A Bienal de Veneza (furada, aqui e ali, por alguns talentos individuais, claro) virou um parque temático de deprimidos, um hospital de paranóicos, um muro de lamentações inúteis. Não adianta mais "chocar" ninguém, pois nada é mais chocante que as chuvas de bombas, a miséria global e a estupidez universal do inferno de hoje. O absurdismo do pós-guerra, nos anos 50, a arte pop, todo o desespero crítico ou paródico tinham um claro alvo construtivo em sua militância. Havia esperança na angústia. Hoje, sobrou apenas a psicose como bandeira, a melancolia como "denúncia" de uma vida sem solução. Nada que haja na Bienal nos choca mais que uma explosão da discoteca onde morrem 300 jovens, nada é pior ou mais crítico do mundo que homens-bomba ou a África ou a lama das favelas e periferias. Nada. E, aí, vemos a verdade: a arte contemporânea está muito aquém da realidade. Que performance ou happening será mais contundente ou expressivo que a destruição de Nova York, do WTC? Que cadáver exposto dentro de garrafas ou latinhas de merda ou cavalos mortos ou latas de lixo ou ruínas são mais assustadoras que a eternidade da guerra Israel-Árabes ou do inferno do Iraque? Sobrou uma denúncia tola (que aliás absolve gentalha sem talento), muito aquém da complexidade do horror de hoje.

Nunca esqueço da frase de Stravinsky "A obra de arte deve ser exaltante ". Não se trata de uma cegueira complacente com o erro, mas uma ação exaltante da vida, da existência humana, exaltante de algo que está se perdendo. Muitos artistas se acham "militantes", mas estão abrindo mão da reflexão na arte para o eixo do mal capitalista. Críticos e curadores seguem de cabeça baixa, sem coragem de denunciar oportunismos, por medo de serem chamados de caretas ou reacionários. Será que o "novo" não pode ser um "belo" que denuncie, com sua luz, sua esperança, a injusta vida?
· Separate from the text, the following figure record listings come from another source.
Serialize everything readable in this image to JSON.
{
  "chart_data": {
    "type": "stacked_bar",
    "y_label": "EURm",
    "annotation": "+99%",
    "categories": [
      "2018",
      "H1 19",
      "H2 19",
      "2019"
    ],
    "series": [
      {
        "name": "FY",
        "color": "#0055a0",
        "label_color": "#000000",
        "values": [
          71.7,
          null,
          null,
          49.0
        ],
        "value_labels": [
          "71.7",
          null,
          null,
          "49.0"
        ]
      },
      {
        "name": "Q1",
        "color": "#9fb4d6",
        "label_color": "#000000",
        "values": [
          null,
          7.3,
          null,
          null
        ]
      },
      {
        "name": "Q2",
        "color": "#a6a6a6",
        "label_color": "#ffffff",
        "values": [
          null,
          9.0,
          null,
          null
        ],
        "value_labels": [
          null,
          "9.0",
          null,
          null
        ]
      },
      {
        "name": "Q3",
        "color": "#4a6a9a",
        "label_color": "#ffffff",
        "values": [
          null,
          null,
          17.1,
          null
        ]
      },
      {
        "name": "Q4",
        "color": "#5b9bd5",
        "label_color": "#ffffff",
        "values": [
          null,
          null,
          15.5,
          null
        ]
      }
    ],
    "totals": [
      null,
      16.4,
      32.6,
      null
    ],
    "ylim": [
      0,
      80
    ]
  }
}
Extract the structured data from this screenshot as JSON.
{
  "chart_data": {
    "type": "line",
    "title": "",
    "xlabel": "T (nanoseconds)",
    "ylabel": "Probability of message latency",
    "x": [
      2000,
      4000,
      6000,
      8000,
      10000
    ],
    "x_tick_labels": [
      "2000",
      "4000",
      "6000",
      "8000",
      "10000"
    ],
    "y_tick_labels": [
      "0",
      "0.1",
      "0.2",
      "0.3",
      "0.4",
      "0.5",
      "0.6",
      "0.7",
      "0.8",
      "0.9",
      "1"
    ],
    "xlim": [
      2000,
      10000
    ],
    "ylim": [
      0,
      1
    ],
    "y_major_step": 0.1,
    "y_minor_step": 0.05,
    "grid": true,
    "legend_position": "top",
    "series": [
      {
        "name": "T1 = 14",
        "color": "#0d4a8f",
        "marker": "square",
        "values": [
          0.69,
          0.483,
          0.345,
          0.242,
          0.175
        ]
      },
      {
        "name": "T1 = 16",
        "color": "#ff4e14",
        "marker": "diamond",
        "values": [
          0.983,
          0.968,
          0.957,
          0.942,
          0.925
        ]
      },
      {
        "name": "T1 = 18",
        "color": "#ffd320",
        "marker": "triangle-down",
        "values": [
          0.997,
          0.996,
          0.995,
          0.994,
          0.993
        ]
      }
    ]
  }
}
Digo isso, porque, se o negócio for eventos de destruição e crítica do capitalismo, ninguém é melhor artista que os homens-bomba e o Osama Bin Laden."



Eu, assino em baixo!


domingo, 8 de agosto de 2010

Sempre Picasso


Picasso: neoclássico, cubista, surrealista, ceramista, gravador, escultor, soberbo desenhista, efervescente, exuberante, triste, carrancudo, financista astucioso, sedento de publicidade, o espanhol em combustão permanente, o brincalhão e inventor de charadas, generoso, autor teatral... todas estas características e qualidades estão citadas no artigo Picasso (1881-1973) do livro Experiência Crítica que reune textos de Ronaldo Brito, organizados por Sueli Lima. Esse artigo é um retrato de Picasso, e traz informações que só me fizeram admirá-lo ainda mais:

- sua obra pictórica está incluída no catálogo feito por Christian Zervos com 10 mil ítens, mais 3 mil desenhos , não incluídos, doados a Barcelona, e ainda há a reserva pessoal do pintor, avaliada em 3 mil telas;
- o cálculo de sua produção média anual era de 200 telas, produção que foi respeitada até seus últimos 12 meses de vida;

Diante disso, não sei o que dizer dos pintores que limitam sua produção para manter em alta o preço de suas telas através do controle da oferta x demanda.

Picasso disse um dia: "Pintar é meu hobby. Quando acabo de pintar, pinto de novo para descansar".








Também no livro de Ronaldo Brito se encontra a citação de um texto produzido por Robert Hughes, da revista Times, numa matéria de capa que celebrou os noventa anos do mestre. Nele Robert imaginou o que dava a impressão de ser um dia de rotina na vida desse homem imprevisível:
"Supõe-se que tudo deva começar com um luminoso breakfast de testículos de bode. A seguir, cercado por um rebanho de admiradores e domésticos pombos, ele desce ao estúdio e produz trinta gravuras, dois murais e uma natureza-morta. No almoço, depois de um sapateado diante dos ávidos repórteres de uma equipe da Paris Match, ele ensina ao toureiro Dominguín alguns segredos da arte de demolir um touro. Agora é a vez da olaria, de onde, 83 vasos de cerâmica depois, Picasso convoca seu chofer e sai para capturar três virgens na praia. Elas são defloradas durante a siesta e retiram-se gorgeando graciosamente para escrever suas memórias.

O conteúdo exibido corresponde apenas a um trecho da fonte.